Youngstown, Ohio, never developed a centralized little Italy. Instead, the city's mostly southern Italian settlers chose to live near the foundries, rail yards, and steel mills where Germans, Spaniards, Welsh, Slavs, Irish, African American, and others also called home. Of these the two most iconic neighborhoods that boasted large Italian populations were Brier Hill, for a long time an independent village, and Smoky Hollow, close to Youngstown's downtown.
In 1907, a group of Italian-speaking parishioners in Brier Hill left St. Anthony's Roman Catholic Church to found their own parish with the name of Saint Rocco. Resentment of Bishop Horstmann's plans for St. Anthony may have caused the exodus. The shock waves from this unauthorized move reverberated for decades in the local Italian American community owing to the fact that Protestantism in the "old country" was unknown. Now Brier Hill had two Italian nationality churches: one in communion with Rome and the other boldly independent.
After a decade of staffing and financial difficulties, St. Rocco's Church sat abandoned and repossessed by the bank. Its parishioners lacked clergy to perform baptisms, marriages, and funerals. The dire situation of so many Italian Christians prompted help from a local Episcopal priest. Under the direction of the Episcopal Diocese of Ohio, Father Izon of St. Andrews enlisted the Italian-born Father Oreste Salcini to minister to the needs of St Rocco's congregation.
On June 15, 1918, 80 families of St. Rocco's were received into the Protestant Episcopal Church. Under Fr. Salcini's leadership, the congregation of St. Rocco's Episcopal Church returned to the original building, repurchased it from the bank, and began to attract new members from Youngstown's growing Italian community. All this occurred as St. Anthony's experienced similar growth. Added to the notoriety of a Protestant church serving Brier Hill was the fact that often St. Rocco's clergy were married. Despite traditional prohibitions against Catholic attendance at Protestant rites, the annual procession every August 16 found many Mahoning Valley Italians-regardless of religious affiliation- marching in the long procession behind the statue of St. Rocco.
With the 1957 conversion of West Federal Street to route 422, St. Rocco's Church relocated to Trumbull Avenue, Liberty Township. For many years the church remained a center for Italian Americans, though now it served a more ethnically mixed congregation. By the late 1990s, dropping attendance led to the sad realization that the parish would have to close. Nonetheless, at the final Mass on New Years Eve of 2006, the beautiful lyrics of Tu Scendi delle Stelle could still be heard.

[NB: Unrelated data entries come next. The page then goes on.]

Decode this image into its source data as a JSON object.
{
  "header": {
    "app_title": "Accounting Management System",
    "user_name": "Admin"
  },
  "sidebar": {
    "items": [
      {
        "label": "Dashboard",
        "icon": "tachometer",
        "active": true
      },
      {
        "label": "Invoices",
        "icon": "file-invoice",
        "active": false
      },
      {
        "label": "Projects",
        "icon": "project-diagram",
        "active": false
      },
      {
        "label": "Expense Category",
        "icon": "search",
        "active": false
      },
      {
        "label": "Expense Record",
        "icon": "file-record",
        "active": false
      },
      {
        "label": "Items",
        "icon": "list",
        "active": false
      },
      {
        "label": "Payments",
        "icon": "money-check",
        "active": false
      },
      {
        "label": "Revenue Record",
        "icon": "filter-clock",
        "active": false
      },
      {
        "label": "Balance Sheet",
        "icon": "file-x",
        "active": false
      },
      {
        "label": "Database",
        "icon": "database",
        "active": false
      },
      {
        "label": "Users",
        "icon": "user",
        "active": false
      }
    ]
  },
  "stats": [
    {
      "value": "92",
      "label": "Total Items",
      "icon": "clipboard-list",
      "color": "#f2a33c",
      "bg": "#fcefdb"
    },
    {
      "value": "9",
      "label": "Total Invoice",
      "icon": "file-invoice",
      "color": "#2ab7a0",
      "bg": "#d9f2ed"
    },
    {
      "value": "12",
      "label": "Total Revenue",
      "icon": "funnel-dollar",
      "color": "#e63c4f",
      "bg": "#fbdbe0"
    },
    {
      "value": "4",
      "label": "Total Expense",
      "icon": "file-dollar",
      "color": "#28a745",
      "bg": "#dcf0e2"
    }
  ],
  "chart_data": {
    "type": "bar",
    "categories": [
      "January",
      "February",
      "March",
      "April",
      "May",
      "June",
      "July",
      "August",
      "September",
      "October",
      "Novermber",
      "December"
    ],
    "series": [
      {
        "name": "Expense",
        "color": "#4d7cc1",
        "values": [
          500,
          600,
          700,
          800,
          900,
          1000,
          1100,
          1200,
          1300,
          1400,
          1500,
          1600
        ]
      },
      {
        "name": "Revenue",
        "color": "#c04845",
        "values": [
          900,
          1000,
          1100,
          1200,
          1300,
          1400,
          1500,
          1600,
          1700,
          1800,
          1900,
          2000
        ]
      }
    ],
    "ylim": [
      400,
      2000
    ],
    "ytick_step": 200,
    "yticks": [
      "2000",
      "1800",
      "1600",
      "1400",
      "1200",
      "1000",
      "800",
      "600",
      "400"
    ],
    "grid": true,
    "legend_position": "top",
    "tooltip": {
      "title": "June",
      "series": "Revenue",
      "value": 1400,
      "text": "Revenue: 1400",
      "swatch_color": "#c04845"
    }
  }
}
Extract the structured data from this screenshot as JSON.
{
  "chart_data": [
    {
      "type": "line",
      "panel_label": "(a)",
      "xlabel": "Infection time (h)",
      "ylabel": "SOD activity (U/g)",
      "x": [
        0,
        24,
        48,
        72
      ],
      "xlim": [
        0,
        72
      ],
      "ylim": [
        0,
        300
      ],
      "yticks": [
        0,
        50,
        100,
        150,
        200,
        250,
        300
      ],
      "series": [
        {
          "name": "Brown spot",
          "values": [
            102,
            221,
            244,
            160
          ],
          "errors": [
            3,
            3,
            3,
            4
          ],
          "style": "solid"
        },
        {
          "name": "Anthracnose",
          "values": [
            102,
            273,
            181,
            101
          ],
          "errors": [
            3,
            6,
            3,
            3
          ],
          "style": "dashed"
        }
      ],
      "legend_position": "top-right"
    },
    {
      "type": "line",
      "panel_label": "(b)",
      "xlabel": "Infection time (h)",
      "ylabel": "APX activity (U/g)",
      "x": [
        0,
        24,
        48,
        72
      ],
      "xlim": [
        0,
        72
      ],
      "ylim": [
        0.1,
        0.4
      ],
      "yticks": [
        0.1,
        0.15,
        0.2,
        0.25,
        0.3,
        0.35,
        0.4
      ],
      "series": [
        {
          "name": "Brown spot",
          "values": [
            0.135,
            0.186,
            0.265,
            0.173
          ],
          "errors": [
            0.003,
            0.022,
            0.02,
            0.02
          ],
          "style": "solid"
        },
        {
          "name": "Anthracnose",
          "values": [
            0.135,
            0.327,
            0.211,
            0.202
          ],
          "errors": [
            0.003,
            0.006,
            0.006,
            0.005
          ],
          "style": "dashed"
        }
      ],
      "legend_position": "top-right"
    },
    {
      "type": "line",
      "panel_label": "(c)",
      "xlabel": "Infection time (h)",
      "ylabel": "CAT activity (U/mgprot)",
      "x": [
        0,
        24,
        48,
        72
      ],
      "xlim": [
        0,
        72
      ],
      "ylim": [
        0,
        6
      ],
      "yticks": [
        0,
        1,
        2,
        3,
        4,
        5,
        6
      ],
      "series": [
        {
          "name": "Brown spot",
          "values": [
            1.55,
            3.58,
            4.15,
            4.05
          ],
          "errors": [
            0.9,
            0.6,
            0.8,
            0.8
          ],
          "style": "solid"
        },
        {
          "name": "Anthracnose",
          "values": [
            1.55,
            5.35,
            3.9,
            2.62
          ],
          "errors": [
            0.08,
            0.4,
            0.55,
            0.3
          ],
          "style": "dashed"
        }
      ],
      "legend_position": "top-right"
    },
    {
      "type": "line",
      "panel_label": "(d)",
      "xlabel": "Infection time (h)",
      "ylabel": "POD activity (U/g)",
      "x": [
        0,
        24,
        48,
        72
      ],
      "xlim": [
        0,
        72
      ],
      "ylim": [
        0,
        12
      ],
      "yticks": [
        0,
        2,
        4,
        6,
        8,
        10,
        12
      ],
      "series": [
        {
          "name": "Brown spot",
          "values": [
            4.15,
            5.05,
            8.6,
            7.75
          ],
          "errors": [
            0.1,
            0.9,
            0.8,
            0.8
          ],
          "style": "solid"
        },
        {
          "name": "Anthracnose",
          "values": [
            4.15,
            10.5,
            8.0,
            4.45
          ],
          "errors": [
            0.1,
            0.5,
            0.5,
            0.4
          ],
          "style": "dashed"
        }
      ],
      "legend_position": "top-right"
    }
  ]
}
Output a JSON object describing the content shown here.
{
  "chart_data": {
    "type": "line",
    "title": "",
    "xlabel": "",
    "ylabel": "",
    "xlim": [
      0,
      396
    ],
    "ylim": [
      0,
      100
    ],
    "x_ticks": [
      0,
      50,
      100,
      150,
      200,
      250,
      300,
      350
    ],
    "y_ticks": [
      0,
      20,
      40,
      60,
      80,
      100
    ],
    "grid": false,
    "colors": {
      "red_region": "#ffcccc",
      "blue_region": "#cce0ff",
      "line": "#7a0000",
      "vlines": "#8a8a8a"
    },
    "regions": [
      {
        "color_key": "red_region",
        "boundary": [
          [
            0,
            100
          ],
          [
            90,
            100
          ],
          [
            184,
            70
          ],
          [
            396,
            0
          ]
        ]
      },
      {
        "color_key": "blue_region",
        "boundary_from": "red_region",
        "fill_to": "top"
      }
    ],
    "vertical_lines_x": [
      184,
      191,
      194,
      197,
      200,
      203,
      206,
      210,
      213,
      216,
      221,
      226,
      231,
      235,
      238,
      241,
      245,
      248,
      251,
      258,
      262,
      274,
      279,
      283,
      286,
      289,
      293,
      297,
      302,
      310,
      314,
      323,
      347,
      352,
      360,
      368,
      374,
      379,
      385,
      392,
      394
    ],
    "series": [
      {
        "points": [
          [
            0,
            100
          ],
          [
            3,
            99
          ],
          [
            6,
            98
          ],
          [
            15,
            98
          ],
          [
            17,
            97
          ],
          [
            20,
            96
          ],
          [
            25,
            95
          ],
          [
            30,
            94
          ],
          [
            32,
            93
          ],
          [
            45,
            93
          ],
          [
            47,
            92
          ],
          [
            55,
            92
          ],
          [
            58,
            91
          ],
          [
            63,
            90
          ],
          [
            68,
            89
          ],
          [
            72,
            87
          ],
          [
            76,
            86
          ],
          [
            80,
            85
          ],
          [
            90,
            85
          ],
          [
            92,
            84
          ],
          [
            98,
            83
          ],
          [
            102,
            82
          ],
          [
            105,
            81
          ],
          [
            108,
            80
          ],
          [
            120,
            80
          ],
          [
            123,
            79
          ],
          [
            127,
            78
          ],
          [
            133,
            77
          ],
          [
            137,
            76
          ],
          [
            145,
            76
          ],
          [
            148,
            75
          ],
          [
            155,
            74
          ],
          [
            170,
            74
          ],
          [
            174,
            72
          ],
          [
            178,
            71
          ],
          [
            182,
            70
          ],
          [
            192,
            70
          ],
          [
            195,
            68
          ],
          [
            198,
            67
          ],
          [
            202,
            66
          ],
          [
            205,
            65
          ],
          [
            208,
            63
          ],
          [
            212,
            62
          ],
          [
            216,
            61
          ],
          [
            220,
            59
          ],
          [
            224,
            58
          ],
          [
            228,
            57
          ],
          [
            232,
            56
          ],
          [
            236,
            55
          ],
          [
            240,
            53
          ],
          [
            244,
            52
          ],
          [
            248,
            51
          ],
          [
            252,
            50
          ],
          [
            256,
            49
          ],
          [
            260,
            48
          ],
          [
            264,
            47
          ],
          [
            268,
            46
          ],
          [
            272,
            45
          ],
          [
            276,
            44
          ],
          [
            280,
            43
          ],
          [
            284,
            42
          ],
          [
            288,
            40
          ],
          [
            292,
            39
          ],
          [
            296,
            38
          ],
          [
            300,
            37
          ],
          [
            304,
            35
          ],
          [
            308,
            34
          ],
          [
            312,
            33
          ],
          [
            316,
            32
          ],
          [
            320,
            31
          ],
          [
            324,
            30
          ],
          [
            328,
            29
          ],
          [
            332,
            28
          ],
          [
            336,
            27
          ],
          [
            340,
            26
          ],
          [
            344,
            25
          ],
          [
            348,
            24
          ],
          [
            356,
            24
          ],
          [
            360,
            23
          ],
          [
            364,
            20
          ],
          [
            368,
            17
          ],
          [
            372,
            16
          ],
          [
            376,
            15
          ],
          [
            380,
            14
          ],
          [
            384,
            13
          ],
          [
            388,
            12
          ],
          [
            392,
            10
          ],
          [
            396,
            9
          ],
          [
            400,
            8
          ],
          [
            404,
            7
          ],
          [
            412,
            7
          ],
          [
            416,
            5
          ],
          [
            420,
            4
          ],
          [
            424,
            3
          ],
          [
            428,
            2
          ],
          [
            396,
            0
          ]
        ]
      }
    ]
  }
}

The story of Brier Hill's St. Rocco's Church offers one example of the many changes the Italian community experienced as it became settled in the Mahoning Valley. No longer defined by age-old identities, local Italians of the previous century appraised their new American surroundings and opted to exercise new rights. Along the way, these immigrants redefined themselves in a multi-religious United States.